BOYANESIA -- Penyebaran Islam Indonesia, khususnya di Pulau Jawa tidak terlepas dari peranan wali songo. Wali sembilan ini menyebarkan ajaran Islam dengan berbagai cara, seperti lewat kebudayaan maupun lewat pendidikan. Namun, ada seorang waliyah yang juga turut menyebarkan Islam di Indonesia, khusus di Pulau Bawean, Gresik.

Dia dikenal sebagai Waliyah Zainab. Berdasarkan keterbatasan pengetahuan penulis, Waliyah Zainab merupakan satu-satunya perempuan yang dianggap wali di Indonesia. Dia menjadi salah satu pendakwah yang menyebarkan Islam di Pulau Bawean.

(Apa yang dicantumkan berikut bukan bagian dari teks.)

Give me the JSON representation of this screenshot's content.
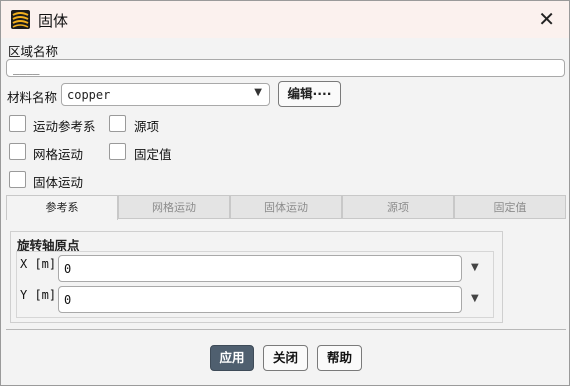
{
  "window": {
    "title": "固体",
    "icon": "fluent-app-icon",
    "close_icon": "close-icon"
  },
  "zone": {
    "label": "区域名称",
    "value": "____"
  },
  "material": {
    "label": "材料名称",
    "selected": "copper",
    "dropdown_icon": "chevron-down-icon",
    "edit_label": "编辑····"
  },
  "options": {
    "motion_frame": "运动参考系",
    "source_terms": "源项",
    "mesh_motion": "网格运动",
    "fixed_values": "固定值",
    "solid_motion": "固体运动"
  },
  "tabs": [
    {
      "label": "参考系",
      "active": true
    },
    {
      "label": "网格运动",
      "active": false
    },
    {
      "label": "固体运动",
      "active": false
    },
    {
      "label": "源项",
      "active": false
    },
    {
      "label": "固定值",
      "active": false
    }
  ],
  "rotation_origin": {
    "title": "旋转轴原点",
    "x_label": "X [m]",
    "x_value": "0",
    "y_label": "Y [m]",
    "y_value": "0"
  },
  "buttons": {
    "apply": "应用",
    "close": "关闭",
    "help": "帮助"
  },
  "colors": {
    "titlebar": "#fbf1ee",
    "primary_button": "#4f5f6f",
    "dialog_background": "#f3f3f3"
  }
}
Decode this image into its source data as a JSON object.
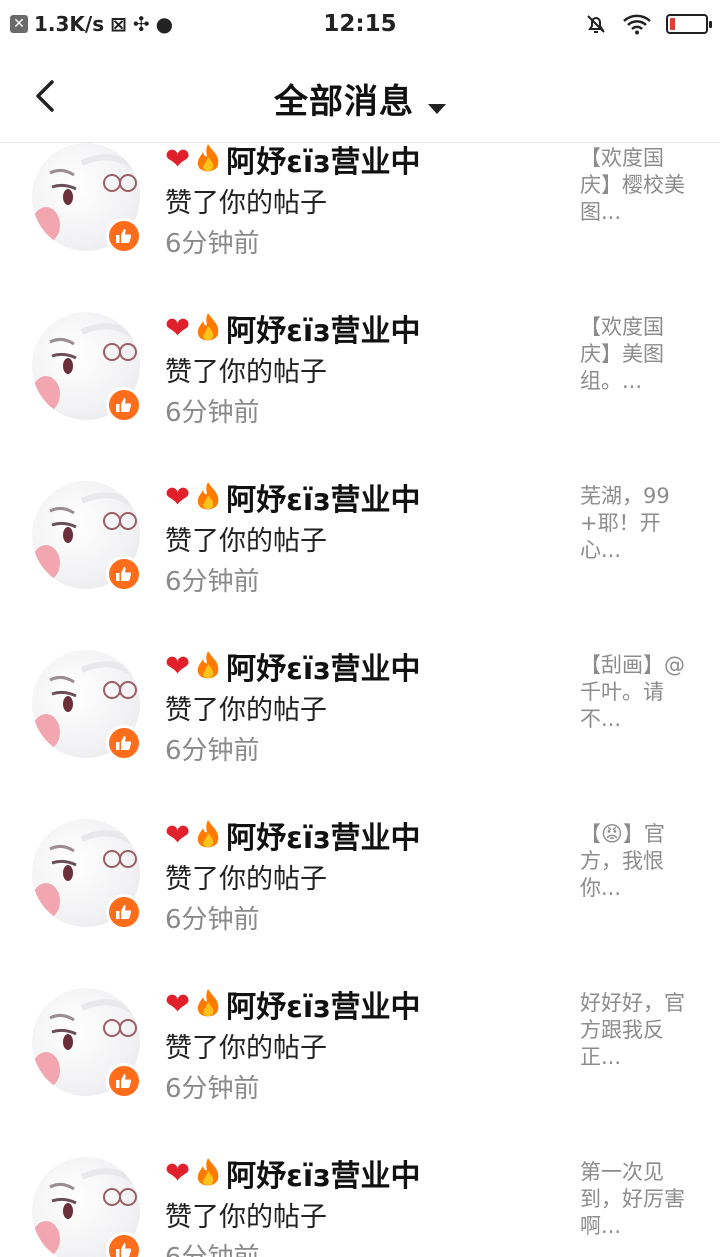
{
  "status_bar": {
    "net_speed": "1.3K/s",
    "time": "12:15",
    "battery_level": 0.15,
    "battery_color": "#e53935"
  },
  "header": {
    "title": "全部消息",
    "back_icon": "chevron-left-icon",
    "dropdown_icon": "caret-down-icon"
  },
  "accent": {
    "like_badge": "#ff6d1a",
    "heart": "#e0202a"
  },
  "notifications": [
    {
      "username": "阿妤εïз营业中",
      "action": "赞了你的帖子",
      "time": "6分钟前",
      "preview": "【欢度国庆】樱校美图..."
    },
    {
      "username": "阿妤εïз营业中",
      "action": "赞了你的帖子",
      "time": "6分钟前",
      "preview": "【欢度国庆】美图组。..."
    },
    {
      "username": "阿妤εïз营业中",
      "action": "赞了你的帖子",
      "time": "6分钟前",
      "preview": "芜湖，99+耶！开心..."
    },
    {
      "username": "阿妤εïз营业中",
      "action": "赞了你的帖子",
      "time": "6分钟前",
      "preview": "【刮画】@千叶。请不..."
    },
    {
      "username": "阿妤εïз营业中",
      "action": "赞了你的帖子",
      "time": "6分钟前",
      "preview": "【😡】官方，我恨你..."
    },
    {
      "username": "阿妤εïз营业中",
      "action": "赞了你的帖子",
      "time": "6分钟前",
      "preview": "好好好，官方跟我反正..."
    },
    {
      "username": "阿妤εïз营业中",
      "action": "赞了你的帖子",
      "time": "6分钟前",
      "preview": "第一次见到，好厉害啊..."
    }
  ]
}
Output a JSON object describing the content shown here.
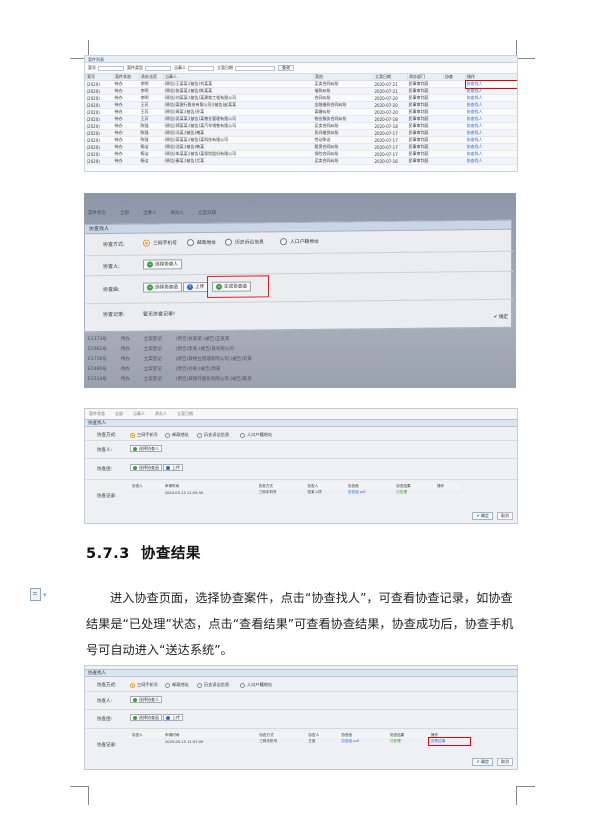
{
  "screenshot1": {
    "title": "案件列表",
    "filters": {
      "case_no_label": "案号",
      "type_label": "案件类型",
      "parties_label": "当事人",
      "date_label": "立案日期",
      "query_button": "查询"
    },
    "columns": [
      "案号",
      "案件状态",
      "承办法官",
      "当事人",
      "案由",
      "立案日期",
      "承办部门",
      "协查",
      "操作"
    ],
    "rows": [
      [
        "(2020)",
        "待办",
        "李明",
        "(原告)王某某;(被告)刘某某",
        "买卖合同纠纷",
        "2020-07-21",
        "民事审判庭",
        "",
        "协查找人"
      ],
      [
        "(2020)",
        "待办",
        "李明",
        "(原告)张某某;(被告)陈某某",
        "借款纠纷",
        "2020-07-21",
        "民事审判庭",
        "",
        "协查找人"
      ],
      [
        "(2020)",
        "待办",
        "李明",
        "(原告)刘某某;(被告)某建筑工程有限公司",
        "合同纠纷",
        "2020-07-20",
        "民事审判庭",
        "",
        "协查找人"
      ],
      [
        "(2020)",
        "待办",
        "王芳",
        "(原告)某银行股份有限公司;(被告)赵某某",
        "金融借款合同纠纷",
        "2020-07-20",
        "民事审判庭",
        "",
        "协查找人"
      ],
      [
        "(2020)",
        "待办",
        "王芳",
        "(原告)周某;(被告)孙某",
        "离婚纠纷",
        "2020-07-20",
        "民事审判庭",
        "",
        "协查找人"
      ],
      [
        "(2020)",
        "待办",
        "王芳",
        "(原告)吴某某;(被告)某物业管理有限公司",
        "物业服务合同纠纷",
        "2020-07-18",
        "民事审判庭",
        "",
        "协查找人"
      ],
      [
        "(2020)",
        "待办",
        "陈强",
        "(原告)郑某某;(被告)某汽车销售有限公司",
        "买卖合同纠纷",
        "2020-07-18",
        "民事审判庭",
        "",
        "协查找人"
      ],
      [
        "(2020)",
        "待办",
        "陈强",
        "(原告)冯某;(被告)褚某",
        "民间借贷纠纷",
        "2020-07-17",
        "民事审判庭",
        "",
        "协查找人"
      ],
      [
        "(2020)",
        "待办",
        "陈强",
        "(原告)蒋某某;(被告)某科技有限公司",
        "劳动争议",
        "2020-07-17",
        "民事审判庭",
        "",
        "协查找人"
      ],
      [
        "(2020)",
        "待办",
        "杨洁",
        "(原告)沈某;(被告)韩某",
        "租赁合同纠纷",
        "2020-07-17",
        "民事审判庭",
        "",
        "协查找人"
      ],
      [
        "(2020)",
        "待办",
        "杨洁",
        "(原告)朱某某;(被告)某保险股份有限公司",
        "保险合同纠纷",
        "2020-07-17",
        "民事审判庭",
        "",
        "协查找人"
      ],
      [
        "(2020)",
        "待办",
        "杨洁",
        "(原告)秦某;(被告)尤某",
        "买卖合同纠纷",
        "2020-07-16",
        "民事审判庭",
        "",
        "协查找人"
      ]
    ]
  },
  "screenshot2": {
    "bg_labels": [
      "案件状态",
      "全部",
      "当事人",
      "承办人",
      "立案日期"
    ],
    "title": "协查找人",
    "method_label": "协查方式:",
    "methods": [
      "三网手机号",
      "邮政地址",
      "历史诉讼信息",
      "人口户籍地址"
    ],
    "person_label": "协查人:",
    "select_person": "选择协查人",
    "doc_label": "协查函:",
    "select_doc": "选择协查函",
    "upload": "上传",
    "generate_doc": "生成协查函",
    "record_label": "协查记录:",
    "record_empty": "暂无协查记录!",
    "ok": "确定",
    "bg_rows": [
      [
        "E1173号",
        "待办",
        "立案登记",
        "(原告)张某某;(被告)王某某"
      ],
      [
        "E2962号",
        "待办",
        "立案登记",
        "(原告)李某;(被告)某有限公司"
      ],
      [
        "E1716号",
        "待办",
        "立案登记",
        "(原告)某物业管理有限公司;(被告)刘某"
      ],
      [
        "E1480号",
        "待办",
        "立案登记",
        "(原告)孙某;(被告)周某"
      ],
      [
        "E1514号",
        "待办",
        "立案登记",
        "(原告)某银行股份有限公司;(被告)陈某"
      ]
    ]
  },
  "screenshot3": {
    "bg_labels": [
      "案件状态",
      "全部",
      "当事人",
      "承办人",
      "立案日期"
    ],
    "title": "协查找人",
    "method_label": "协查方式:",
    "methods": [
      "三网手机号",
      "邮政地址",
      "历史诉讼信息",
      "人口户籍地址"
    ],
    "person_label": "协查人:",
    "select_person": "选择协查人",
    "doc_label": "协查函:",
    "select_doc": "选择协查函",
    "upload": "上传",
    "record_label": "协查记录:",
    "record_columns": [
      "协查人",
      "申请时间",
      "协查方式",
      "协查人",
      "协查函",
      "协查结果",
      "操作"
    ],
    "record_row": [
      "",
      "2020-05-15 11:05:30",
      "三网手机号",
      "张某,1项",
      "协查函.pdf",
      "已处理",
      ""
    ],
    "ok": "确定",
    "cancel": "取消"
  },
  "section": {
    "number": "5.7.3",
    "title": "协查结果",
    "paragraph": "进入协查页面，选择协查案件，点击“协查找人”，可查看协查记录，如协查结果是“已处理”状态，点击“查看结果”可查看协查结果，协查成功后，协查手机号可自动进入“送达系统”。"
  },
  "screenshot4": {
    "title": "协查找人",
    "method_label": "协查方式:",
    "methods": [
      "三网手机号",
      "邮政地址",
      "历史诉讼信息",
      "人口户籍地址"
    ],
    "person_label": "协查人:",
    "select_person": "选择协查人",
    "doc_label": "协查函:",
    "select_doc": "选择协查函",
    "upload": "上传",
    "record_label": "协查记录:",
    "record_columns": [
      "协查人",
      "申请时间",
      "协查方式",
      "协查人",
      "协查函",
      "协查结果",
      "操作"
    ],
    "record_row": [
      "",
      "2020-05-15 11:57:09",
      "三网手机号",
      "王某",
      "协查函.pdf",
      "已处理",
      "查看结果"
    ],
    "ok": "确定",
    "cancel": "取消"
  }
}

Berdasarkan cacatan yang berkembang selama ini, Islam masuk ke Pulau Bawean pada abad ke-16. Dalam buku berjudul "Bawean dan Islam", Jacob Vrendenbergt mencatat, Islam masuk ke Pulau Bawean sejak 1511 Masehi. Selanjutnya, para pendakwah datang ke Bawean secara insedental.

Scroll untuk membaca

Scroll untuk membaca

Setidaknya ada tiga tokoh penyebar Islam di Pulau Bawean, yaitu Sunan Bonang (1465-1525), Waliyah Zainab (1580), dan Syekh Maulana Umar Mas’ud (1601-1630). Namun, catatan sejarah tentang para kekasih Allah ini terdapat banyak versi.

Dalam buku “Pesantren Hasan Jufri dari Masa ke Masa”, Ali Asyhar menjelaskan, Wali Zainab adalah cucu dari Sunan Sendang Dhuwur Paciran Lamongan yang menikah dengan cucu Sunan Giri yang bernama Pangeran Sedo Laut.

Waliyah Zainab awalnya datang ke Pulau Bawean bersama suami dan kerabatnya. Namun, sayangnya suami dan kerabatnya meninggal dunia di tengah laut setelah perahunya tenggelam. Dari musibah itu yang selamat hanya dua orang, yaitu Waliyah Zainab dan seorang pembantunya yang bernama Mbah Rumbut.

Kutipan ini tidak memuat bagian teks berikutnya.